Two light reads. Ian Douglas has the UN and the US still fighting in space over alien artifacts. In Luna Marine (paper from Avon Eos) the action shifts from Mars, closer to home. Very pro-marine, cause they're the only ones who can get the job done. Acorna's People (hard from HarperPrism) are in trouble from people who want their magical horn and only the unicorn girl's friends can helper. Elizabeth Ann Scarborough helps Anne McCaffrey in this third adventure meant for juveniles.

Finally, a guilty pleasure. Sharon Green likes evil villains who defeat themselves, heroes who bicker romantically and then make up in the end, and generic backgrounds. Her blending of three couples now meets the bad guys in the predicted Prophecy (paper from Avon Eos), the fifth and final of this series. I can sneer at her writing, but the fact remains that I look forward to her books, and devour them in a day.

Star Wars fans have The Making of Episode 1 (trade from Lucas Books) to drool over. My patients will probably thumb well through its pictures, and it is filled with details for future movie-makers

David G. Hartwell (one of Science Fiction's best editors) and Damien Broderick have put together Centaurus, the Best Book of Australian Science Fiction (hard from Tor) in honor of the World Science Fiction Convention in Melbourne this year. Peter Haining has collected stories that inspired films in Vintage Science Fiction (trade from Carroll and Graf). Terri Windling and Delia Sherman have collected The Essential Border Town (trade from Tor) with new stories from the shared universe. David Hartwell has selected the Year's Best SF 4 (paper from HarperPrism) which he says he had too many good choices to pick from out of last years writing. Finally Jack Dann and Gardner Dozois have a bunch of classic Future War (paper from Ace) stories.

One-volume collections of series in trade paper are becoming popular. I was glad to see these three, because my paperback were getting quite dog eared. Steve Brust has the first three adventures of Vlad Taltos in The Book of Jhereg (Ace); L. E. Modesitt's Jr.'s The Forever Hero (Tor) trilogy about an immortal of the future trying to rebuild earth from its ruins; and Charles de Lint's favorite tales about Jack, Jack of Kinrowan (Orb) which take place in our time but are based on Jack the Giant Killer.
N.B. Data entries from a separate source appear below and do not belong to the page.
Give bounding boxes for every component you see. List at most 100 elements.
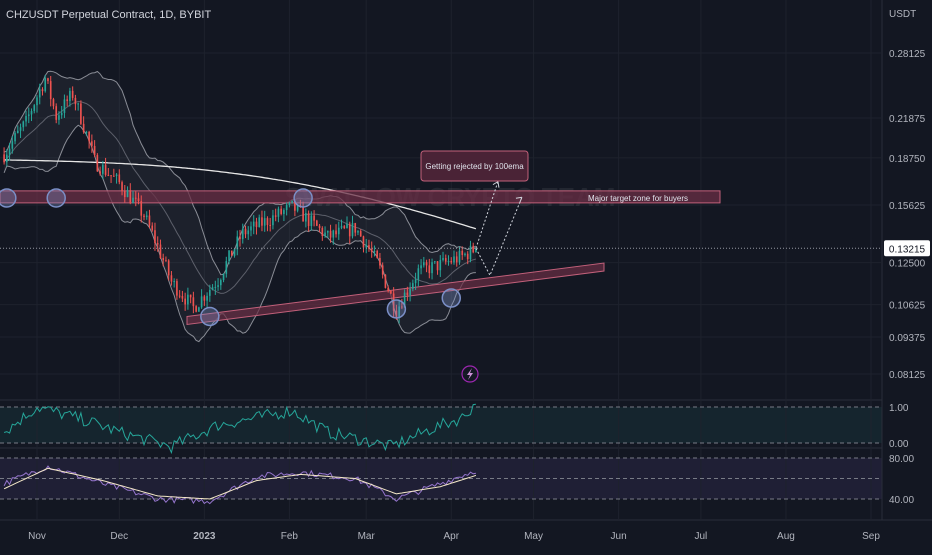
candle-body (44, 78, 47, 92)
candle-body (140, 201, 143, 216)
candle-body (110, 175, 112, 177)
candle-body (11, 141, 14, 149)
candle-body (472, 245, 475, 253)
candle-body (316, 220, 318, 226)
candle-body (165, 260, 167, 262)
candle-body (217, 285, 219, 287)
price-axis-tick-label: 0.18750 (889, 154, 926, 165)
candle-body (263, 218, 266, 226)
rejection-callout (420, 150, 529, 182)
candle-body (25, 115, 27, 122)
candle-body (55, 106, 58, 120)
candle-body (203, 296, 206, 301)
touch-point-marker (0, 188, 17, 208)
candle-body (384, 274, 387, 288)
candle-body (112, 175, 115, 177)
candle-body (247, 230, 250, 235)
oscillator-axis-tick-label: 1.00 (889, 403, 909, 414)
time-axis-tick-label: Aug (777, 531, 795, 542)
candle-body (148, 215, 151, 226)
time-axis-tick-label: Sep (862, 531, 880, 542)
candle-body (239, 236, 241, 240)
candle-body (170, 275, 173, 282)
candle-body (318, 225, 321, 228)
candle-body (401, 306, 403, 308)
candle-body (33, 105, 36, 112)
candle-body (310, 215, 313, 226)
candle-body (354, 223, 357, 233)
candle-body (85, 131, 88, 133)
candle-body (348, 223, 351, 237)
candle-body (425, 262, 428, 266)
time-axis-tick-label: Apr (443, 531, 459, 542)
candle-body (145, 215, 148, 218)
candle-body (16, 130, 19, 134)
candle-body (184, 298, 186, 305)
candle-body (121, 182, 123, 191)
candle-body (99, 171, 101, 174)
candle-body (392, 293, 395, 311)
candle-body (261, 217, 263, 226)
candle-body (19, 127, 22, 131)
candle-body (340, 226, 343, 228)
candle-body (453, 256, 455, 263)
candle-body (365, 245, 368, 248)
candle-body (346, 223, 348, 229)
candle-body (118, 174, 121, 183)
price-axis-tick-label: 0.09375 (889, 333, 926, 344)
candle-body (115, 174, 118, 177)
candle-body (93, 145, 96, 156)
price-axis-tick-label: 0.21875 (889, 114, 926, 125)
candle-body (307, 213, 310, 226)
stoch-axis-tick-label: 80.00 (889, 454, 914, 465)
candle-body (104, 164, 107, 175)
touch-point-marker (293, 188, 313, 208)
candle-body (321, 227, 324, 237)
candle-body (450, 261, 453, 263)
candle-body (291, 200, 293, 203)
candle-body (439, 259, 442, 271)
candle-body (469, 245, 472, 260)
support-trendline (186, 262, 605, 326)
candle-body (200, 296, 203, 308)
price-axis-tick-label: 0.10625 (889, 301, 926, 312)
candle-body (414, 279, 417, 284)
chart-title[interactable]: CHZUSDT Perpetual Contract, 1D, BYBIT (6, 9, 212, 21)
candle-body (455, 256, 458, 263)
time-axis-tick-label: 2023 (193, 531, 216, 542)
oscillator-line (3, 403, 476, 455)
time-axis-tick-label: Dec (110, 531, 128, 542)
candle-body (5, 154, 8, 163)
candle-body (324, 232, 326, 237)
candle-body (91, 141, 93, 146)
candle-body (206, 295, 208, 301)
candle-body (189, 294, 192, 298)
candle-body (3, 154, 5, 163)
candle-body (233, 249, 236, 256)
rejection-callout-text: Getting rejected by 100ema (425, 162, 524, 171)
candle-body (351, 223, 354, 237)
candle-body (176, 281, 178, 296)
candle-body (143, 215, 145, 218)
candle-body (370, 248, 373, 252)
candle-body (252, 221, 255, 227)
candle-body (458, 250, 461, 263)
candle-body (368, 245, 370, 249)
candle-body (390, 290, 392, 294)
candle-body (8, 148, 11, 155)
touch-point-marker (46, 188, 66, 208)
candle-body (280, 208, 282, 214)
currency-label: USDT (889, 9, 917, 20)
candle-body (277, 208, 280, 217)
candle-body (326, 230, 329, 233)
candle-body (444, 258, 447, 262)
bolt-glyph (467, 368, 473, 380)
candle-body (395, 310, 398, 318)
candle-body (335, 230, 337, 235)
candle-body (359, 231, 362, 237)
stoch-axis-tick-label: 40.00 (889, 495, 914, 506)
candle-body (283, 210, 285, 214)
price-axis-tick-label: 0.15625 (889, 201, 926, 212)
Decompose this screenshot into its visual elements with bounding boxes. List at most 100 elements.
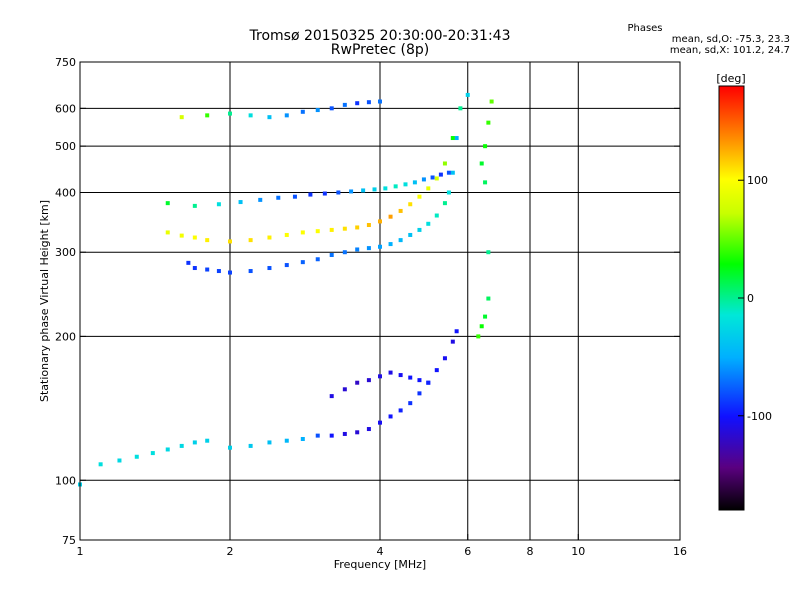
grid-lines xyxy=(80,62,680,540)
data-point xyxy=(165,447,170,452)
data-point xyxy=(434,176,439,181)
x-tick-label: 4 xyxy=(377,545,384,558)
data-point xyxy=(442,161,447,166)
data-points xyxy=(78,92,494,487)
x-axis: 1 2 4 6 8 10 16 xyxy=(77,534,687,558)
data-point xyxy=(442,201,447,206)
data-point xyxy=(267,115,272,120)
data-point xyxy=(426,186,431,191)
stats-line-o: mean, sd,O: -75.3, 23.3 xyxy=(672,34,790,45)
data-point xyxy=(228,445,232,450)
data-point xyxy=(315,229,320,234)
data-point xyxy=(276,195,281,200)
x-tick-label: 10 xyxy=(571,545,585,558)
data-point xyxy=(378,99,382,104)
data-point xyxy=(228,111,232,116)
data-point xyxy=(98,462,103,467)
data-point xyxy=(465,92,470,97)
data-point xyxy=(408,401,413,406)
data-point xyxy=(479,161,484,166)
data-point xyxy=(426,380,431,385)
data-point xyxy=(134,454,139,459)
data-point xyxy=(342,226,347,231)
data-point xyxy=(454,329,459,334)
data-point xyxy=(192,440,197,445)
data-point xyxy=(366,246,371,251)
data-point xyxy=(398,238,403,243)
data-point xyxy=(205,438,210,443)
data-point xyxy=(408,232,413,237)
data-point xyxy=(165,201,170,206)
data-point xyxy=(430,175,435,180)
y-axis-label: Stationary phase Virtual Height [km] xyxy=(38,200,51,402)
data-point xyxy=(186,260,191,265)
data-point xyxy=(483,314,488,319)
data-point xyxy=(398,408,403,413)
data-point xyxy=(434,213,439,218)
chart-subtitle: RwPretec (8p) xyxy=(331,42,429,58)
data-point xyxy=(329,433,334,438)
data-point xyxy=(315,433,320,438)
data-point xyxy=(479,324,484,329)
data-point xyxy=(292,194,297,199)
data-point xyxy=(179,115,184,120)
data-point xyxy=(378,219,382,224)
data-point xyxy=(446,170,451,175)
data-point xyxy=(342,387,347,392)
colorbar-label: [deg] xyxy=(716,72,745,85)
y-tick-label: 600 xyxy=(55,102,76,115)
data-point xyxy=(342,102,347,107)
data-point xyxy=(378,374,382,379)
data-point xyxy=(179,233,184,238)
data-point xyxy=(412,180,417,185)
data-point xyxy=(248,113,253,118)
data-point xyxy=(486,296,491,301)
data-point xyxy=(329,394,334,399)
data-point xyxy=(117,458,122,463)
data-point xyxy=(366,223,371,228)
data-point xyxy=(408,375,413,380)
data-point xyxy=(205,238,210,243)
data-point xyxy=(378,244,382,249)
data-point xyxy=(366,100,371,105)
data-point xyxy=(192,266,197,271)
data-point xyxy=(393,184,398,189)
data-point xyxy=(336,190,341,195)
stats-heading: Phases xyxy=(627,23,662,34)
stats-box: Phases mean, sd,O: -75.3, 23.3 mean, sd,… xyxy=(627,23,790,56)
data-point xyxy=(450,136,455,141)
data-point xyxy=(238,200,243,205)
data-point xyxy=(216,269,221,274)
data-point xyxy=(284,438,289,443)
data-point xyxy=(450,339,455,344)
data-point xyxy=(442,356,447,361)
y-tick-label: 75 xyxy=(62,534,76,547)
data-point xyxy=(315,108,320,113)
data-point xyxy=(454,136,459,141)
data-point xyxy=(417,391,422,396)
data-point xyxy=(366,378,371,383)
colorbar-tick-label: 100 xyxy=(747,174,768,187)
data-point xyxy=(483,144,488,149)
data-point xyxy=(366,427,371,432)
data-point xyxy=(322,191,327,196)
data-point xyxy=(308,192,313,197)
data-point xyxy=(388,242,393,247)
data-point xyxy=(355,225,360,230)
y-tick-label: 500 xyxy=(55,140,76,153)
data-point xyxy=(248,443,253,448)
colorbar: [deg] 100 0 -100 xyxy=(716,72,772,511)
chart-title: Tromsø 20150325 20:30:00-20:31:43 xyxy=(249,28,511,44)
data-point xyxy=(192,235,197,240)
data-point xyxy=(476,334,481,339)
y-tick-label: 750 xyxy=(55,56,76,69)
colorbar-tick-label: 0 xyxy=(747,292,754,305)
data-point xyxy=(438,172,443,177)
data-point xyxy=(300,436,305,441)
data-point xyxy=(216,202,221,207)
data-point xyxy=(300,230,305,235)
data-point xyxy=(450,170,455,175)
data-point xyxy=(446,190,451,195)
data-point xyxy=(179,443,184,448)
data-point xyxy=(205,113,210,118)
Paperback reprints include the must-read, Antartica by Kim Stanley Robinson (Bantam) that gives a solid look about the frozen continent and the politics of the future; Eric S. Nylund's excellent and fun Signal to Noise (Avon Eos) about an internet trader who bits off more than he can chew when he bargains with aliens; Martha Well's exciting Death of the Necromancer (Avon Eos) which was nominated for a Nebula; then there's Margaret Weis and David Baldwin's Dark Heart (HarperPrism) about vampiric dragons killing in the city; and finally there's the last unicorn girl adventure by Ann McCaffrey and Margaret Ball, Acorna's Quest.
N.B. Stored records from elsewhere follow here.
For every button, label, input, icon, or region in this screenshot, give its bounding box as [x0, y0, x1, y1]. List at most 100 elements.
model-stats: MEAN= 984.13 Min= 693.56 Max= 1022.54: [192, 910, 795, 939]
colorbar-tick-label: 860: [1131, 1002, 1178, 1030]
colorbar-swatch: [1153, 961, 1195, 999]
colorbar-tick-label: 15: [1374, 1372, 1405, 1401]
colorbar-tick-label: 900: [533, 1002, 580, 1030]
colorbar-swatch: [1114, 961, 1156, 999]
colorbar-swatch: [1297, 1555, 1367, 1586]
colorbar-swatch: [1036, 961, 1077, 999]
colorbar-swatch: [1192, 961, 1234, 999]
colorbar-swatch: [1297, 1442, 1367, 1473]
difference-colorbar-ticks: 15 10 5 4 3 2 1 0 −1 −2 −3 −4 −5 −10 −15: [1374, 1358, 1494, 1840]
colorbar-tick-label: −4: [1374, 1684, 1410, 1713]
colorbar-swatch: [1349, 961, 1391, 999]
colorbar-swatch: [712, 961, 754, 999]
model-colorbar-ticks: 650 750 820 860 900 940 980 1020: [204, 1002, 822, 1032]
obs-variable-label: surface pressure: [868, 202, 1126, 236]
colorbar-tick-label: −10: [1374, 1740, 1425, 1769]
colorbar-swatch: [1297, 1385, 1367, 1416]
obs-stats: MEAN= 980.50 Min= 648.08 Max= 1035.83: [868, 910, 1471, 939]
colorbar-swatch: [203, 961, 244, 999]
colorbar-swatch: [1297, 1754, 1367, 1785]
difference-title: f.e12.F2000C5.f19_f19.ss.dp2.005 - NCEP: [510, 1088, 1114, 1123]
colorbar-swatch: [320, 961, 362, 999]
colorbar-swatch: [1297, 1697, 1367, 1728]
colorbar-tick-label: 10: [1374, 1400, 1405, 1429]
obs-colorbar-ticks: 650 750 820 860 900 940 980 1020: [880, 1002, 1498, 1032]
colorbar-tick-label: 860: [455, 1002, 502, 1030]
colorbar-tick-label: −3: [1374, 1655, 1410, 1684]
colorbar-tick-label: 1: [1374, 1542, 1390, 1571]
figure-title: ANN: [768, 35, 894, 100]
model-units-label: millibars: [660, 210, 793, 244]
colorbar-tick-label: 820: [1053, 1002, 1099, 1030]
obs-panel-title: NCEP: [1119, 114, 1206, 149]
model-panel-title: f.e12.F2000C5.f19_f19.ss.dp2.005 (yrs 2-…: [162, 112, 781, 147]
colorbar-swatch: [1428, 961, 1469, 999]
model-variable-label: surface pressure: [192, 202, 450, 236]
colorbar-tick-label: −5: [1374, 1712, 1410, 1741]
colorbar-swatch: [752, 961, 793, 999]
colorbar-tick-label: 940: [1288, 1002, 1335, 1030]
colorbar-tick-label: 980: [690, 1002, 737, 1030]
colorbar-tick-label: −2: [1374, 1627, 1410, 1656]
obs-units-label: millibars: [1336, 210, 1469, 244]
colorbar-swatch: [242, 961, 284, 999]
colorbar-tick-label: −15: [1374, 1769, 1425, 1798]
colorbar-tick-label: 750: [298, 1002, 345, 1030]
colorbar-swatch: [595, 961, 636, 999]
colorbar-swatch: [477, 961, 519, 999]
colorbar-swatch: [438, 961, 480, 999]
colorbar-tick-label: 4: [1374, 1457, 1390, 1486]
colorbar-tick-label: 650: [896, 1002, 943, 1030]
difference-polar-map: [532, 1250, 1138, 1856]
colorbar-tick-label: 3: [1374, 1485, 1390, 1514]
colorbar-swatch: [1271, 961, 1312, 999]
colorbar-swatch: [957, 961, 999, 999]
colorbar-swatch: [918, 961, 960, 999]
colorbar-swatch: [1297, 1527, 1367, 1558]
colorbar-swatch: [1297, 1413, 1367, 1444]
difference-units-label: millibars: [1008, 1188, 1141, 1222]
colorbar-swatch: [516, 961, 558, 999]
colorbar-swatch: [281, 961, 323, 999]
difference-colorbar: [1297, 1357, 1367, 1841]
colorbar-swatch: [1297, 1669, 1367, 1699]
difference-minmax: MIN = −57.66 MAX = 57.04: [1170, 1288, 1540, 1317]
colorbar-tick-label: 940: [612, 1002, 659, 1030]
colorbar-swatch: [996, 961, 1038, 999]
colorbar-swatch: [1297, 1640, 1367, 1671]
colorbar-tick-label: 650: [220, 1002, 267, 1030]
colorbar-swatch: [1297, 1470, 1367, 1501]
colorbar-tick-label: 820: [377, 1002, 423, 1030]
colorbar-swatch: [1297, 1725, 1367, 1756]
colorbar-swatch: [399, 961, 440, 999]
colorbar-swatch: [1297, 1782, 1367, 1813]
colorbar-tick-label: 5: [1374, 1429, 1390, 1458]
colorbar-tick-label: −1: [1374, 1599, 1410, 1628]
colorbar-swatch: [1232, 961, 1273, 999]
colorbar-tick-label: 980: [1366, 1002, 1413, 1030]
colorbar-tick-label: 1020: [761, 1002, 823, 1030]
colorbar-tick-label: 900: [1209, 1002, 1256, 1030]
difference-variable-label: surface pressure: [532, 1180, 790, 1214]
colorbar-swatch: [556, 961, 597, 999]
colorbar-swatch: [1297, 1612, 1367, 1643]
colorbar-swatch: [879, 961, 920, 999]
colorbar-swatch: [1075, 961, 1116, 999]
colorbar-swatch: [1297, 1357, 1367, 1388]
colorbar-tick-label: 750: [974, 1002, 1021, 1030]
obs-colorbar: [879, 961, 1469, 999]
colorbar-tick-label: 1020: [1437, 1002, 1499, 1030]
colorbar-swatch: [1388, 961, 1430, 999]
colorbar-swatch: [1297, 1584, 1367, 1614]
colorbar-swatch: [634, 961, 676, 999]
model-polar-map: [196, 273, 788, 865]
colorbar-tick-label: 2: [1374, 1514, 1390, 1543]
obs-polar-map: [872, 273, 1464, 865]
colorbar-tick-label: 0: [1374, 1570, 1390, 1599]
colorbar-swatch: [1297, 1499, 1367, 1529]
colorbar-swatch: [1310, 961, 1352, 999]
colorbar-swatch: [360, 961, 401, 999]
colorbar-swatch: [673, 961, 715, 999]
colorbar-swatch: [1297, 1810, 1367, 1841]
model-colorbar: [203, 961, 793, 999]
The Philadelphia Science Fiction Society will have its August meeting on Friday the 13th at 8:00 p.m. at International House. Psychiatrist Mark Fabi, whose first novel was a fun look at the ultimate y2k virus, will speak. Guests are welcome to attend this, the second oldest science fiction club in the country. Set your calendars August 30 to September 3, 2001 when the World Science Fiction comes to Philadelphia for the first time in fifty years. It was invented here in 1936.